Thursday, November 6, 2014

Malaria - Quick review

Although Ebola has been all the furor in the recent weeks, fever in travelers is NOT Ebola most of the times. Depending on the region and season, the usual culprits are more likely than Ebola, these include malaria, dengue, yellow fever, chikungunia virus, hepatitis, salmonella and other intestinal bugs, multiple parasites among others. Here is the Q&A for malaria and babesia from this month's NEJM.

  
What is the annual incidence of malaria in the United States?
In the United States, the annual incidence of malaria is approximately 1500 cases. In 2010, a total of 1691 cases were reported to the Centers for Disease Control and Prevention (CDC), the largest number reported since 1980; P. falciparum, P. vivax, P. malariae, and P. ovale were identified in 58%, 19%, 2%, and 2% of cases, respectively.

How do malaria and babesiosis differ in appearance on a peripheral blood smear?
Intraerythrocytic parasites are seen in both malaria and babesiosis. Plasmodia metabolize heme to form an intracellular crystallized pigment, hemozoin. Although hemozoin is not invariably identified in cases of malaria, its presence reliably distinguishes malaria infection from babesia infection. Malaria parasites can be distinguished from B. [Babesia] microti by the presence of recognizable gametocytes (characteristically banana-shaped in Plasmodium falciparum and round, with a granular appearance, in nonfalciparum species). In addition, intracellular vacuoles and extracellular merozoites are unusual in malaria but common in babesiosis, and the classic “Maltese cross” (a tetrad of parasites budding at right angles) is unique to babesia species.

Which malaria species can remain dormant in the liver?
In the case of P. vivax and P. ovale, some sporozoites (immature malaria parasites) do not replicate immediately when they invade hepatocytes but remain dormant (as hypnozoites) for prolonged periods. The average time to relapse is approximately 9 months, but it can range from weeks to years. The interval to relapse depends on the strain (earlier with tropical strains and later with temperate strains), the initial inoculum, and host factors (e.g., febrile illnesses can trigger relapse associated with P. vivax). None of the commonly used prophylactic agents (chloroquine, mefloquine, doxycycline, or atovaquone–proguanil) eliminate hypnozoites. Primaquine, the only effective drug against dormant hypnozoites, has not been approved by the Food and Drug Administration for primary prophylaxis, but the CDC endorses its use for prophylaxis in Latin American countries where P. vivax predominates, because the drug can prevent both primary attacks and relapses caused by all species that are a source of malarial infection.
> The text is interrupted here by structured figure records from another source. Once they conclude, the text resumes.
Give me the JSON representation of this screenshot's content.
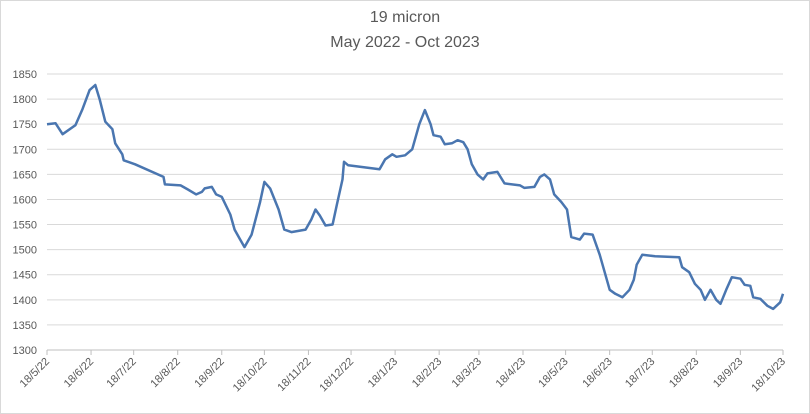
{
  "chart_data": {
    "type": "line",
    "title": "19 micron",
    "subtitle": "May 2022 - Oct 2023",
    "x": [
      "18/5/22",
      "24/5/22",
      "29/5/22",
      "7/6/22",
      "12/6/22",
      "17/6/22",
      "21/6/22",
      "24/6/22",
      "28/6/22",
      "3/7/22",
      "5/7/22",
      "10/7/22",
      "11/7/22",
      "19/7/22",
      "8/8/22",
      "9/8/22",
      "20/8/22",
      "25/8/22",
      "31/8/22",
      "4/9/22",
      "6/9/22",
      "11/9/22",
      "14/9/22",
      "18/9/22",
      "24/9/22",
      "27/9/22",
      "1/10/22",
      "4/10/22",
      "9/10/22",
      "15/10/22",
      "18/10/22",
      "22/10/22",
      "28/10/22",
      "1/11/22",
      "6/11/22",
      "16/11/22",
      "20/11/22",
      "23/11/22",
      "26/11/22",
      "30/11/22",
      "5/12/22",
      "8/12/22",
      "12/12/22",
      "13/12/22",
      "16/12/22",
      "7/1/23",
      "11/1/23",
      "16/1/23",
      "19/1/23",
      "25/1/23",
      "30/1/23",
      "4/2/23",
      "8/2/23",
      "12/2/23",
      "14/2/23",
      "19/2/23",
      "22/2/23",
      "27/2/23",
      "3/3/23",
      "7/3/23",
      "10/3/23",
      "13/3/23",
      "17/3/23",
      "21/3/23",
      "24/3/23",
      "31/3/23",
      "5/4/23",
      "16/4/23",
      "19/4/23",
      "26/4/23",
      "30/4/23",
      "3/5/23",
      "7/5/23",
      "10/5/23",
      "15/5/23",
      "19/5/23",
      "22/5/23",
      "28/5/23",
      "31/5/23",
      "6/6/23",
      "11/6/23",
      "18/6/23",
      "22/6/23",
      "27/6/23",
      "2/7/23",
      "5/7/23",
      "7/7/23",
      "11/7/23",
      "20/7/23",
      "6/8/23",
      "8/8/23",
      "13/8/23",
      "17/8/23",
      "21/8/23",
      "24/8/23",
      "28/8/23",
      "1/9/23",
      "4/9/23",
      "8/9/23",
      "12/9/23",
      "18/9/23",
      "21/9/23",
      "25/9/23",
      "27/9/23",
      "2/10/23",
      "7/10/23",
      "11/10/23",
      "16/10/23",
      "18/10/23"
    ],
    "series": [
      {
        "name": "19 micron",
        "color": "#4a76b0",
        "values": [
          1750,
          1752,
          1730,
          1748,
          1780,
          1818,
          1828,
          1800,
          1755,
          1740,
          1712,
          1690,
          1678,
          1670,
          1645,
          1630,
          1628,
          1620,
          1610,
          1615,
          1622,
          1625,
          1610,
          1605,
          1570,
          1540,
          1520,
          1505,
          1530,
          1595,
          1635,
          1622,
          1580,
          1540,
          1535,
          1540,
          1560,
          1580,
          1568,
          1548,
          1550,
          1590,
          1640,
          1675,
          1668,
          1660,
          1680,
          1690,
          1685,
          1688,
          1700,
          1750,
          1778,
          1750,
          1728,
          1725,
          1710,
          1712,
          1718,
          1714,
          1700,
          1670,
          1650,
          1640,
          1652,
          1655,
          1632,
          1628,
          1623,
          1625,
          1645,
          1650,
          1640,
          1610,
          1595,
          1580,
          1525,
          1520,
          1532,
          1530,
          1490,
          1420,
          1412,
          1405,
          1420,
          1440,
          1470,
          1490,
          1487,
          1485,
          1465,
          1455,
          1432,
          1420,
          1400,
          1420,
          1400,
          1392,
          1420,
          1445,
          1442,
          1430,
          1428,
          1405,
          1402,
          1388,
          1382,
          1395,
          1412
        ]
      }
    ],
    "xlim": [
      "18/5/22",
      "18/10/23"
    ],
    "xticks": [
      "18/5/22",
      "18/6/22",
      "18/7/22",
      "18/8/22",
      "18/9/22",
      "18/10/22",
      "18/11/22",
      "18/12/22",
      "18/1/23",
      "18/2/23",
      "18/3/23",
      "18/4/23",
      "18/5/23",
      "18/6/23",
      "18/7/23",
      "18/8/23",
      "18/9/23",
      "18/10/23"
    ],
    "ylim": [
      1300,
      1850
    ],
    "yticks": [
      1300,
      1350,
      1400,
      1450,
      1500,
      1550,
      1600,
      1650,
      1700,
      1750,
      1800,
      1850
    ],
    "grid": true
  }
}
How is acute or recurrent P. vivax infection treated?
In patients with acute or recurrent malaria infection, treatment depends on the species and the resistance status in the area where the infection was acquired. P. falciparum is resistant to chloroquine in most regions in which it is endemic and resistant to mefloquine in parts of Southeast Asia. In contrast, nonfalciparum malaria parasites do not have substantial resistance to mefloquine, and the distribution of chloroquine-resistant P. vivax malaria is limited, occurring primarily in Indonesia and Papua New Guinea. After treatment is initiated, peripheral-blood smears should be obtained daily for 4 days (parasitemia is typically eliminated by day 4), on days 7 and 28 to confirm eradication, and at any time symptoms recur, suggesting treatment failure. In areas other than those with known chloroquine resistance, chloroquine, followed by a 14-day course of primaquine to prevent subsequent relapses, remains the standard treatment for P. vivax parasitemia. Given the risk of hemolysis in patients with glucose-6-phosphate dehydrogenase (G6PD) deficiency who receive treatment with primaquine, potential recipients should be tested for G6PD deficiency. Among patients with a contraindication to primaquine therapy, treatment with chloroquine alone carries a 20% risk of relapse; extended chloroquine prophylaxis can be offered to patients who have frequent relapses.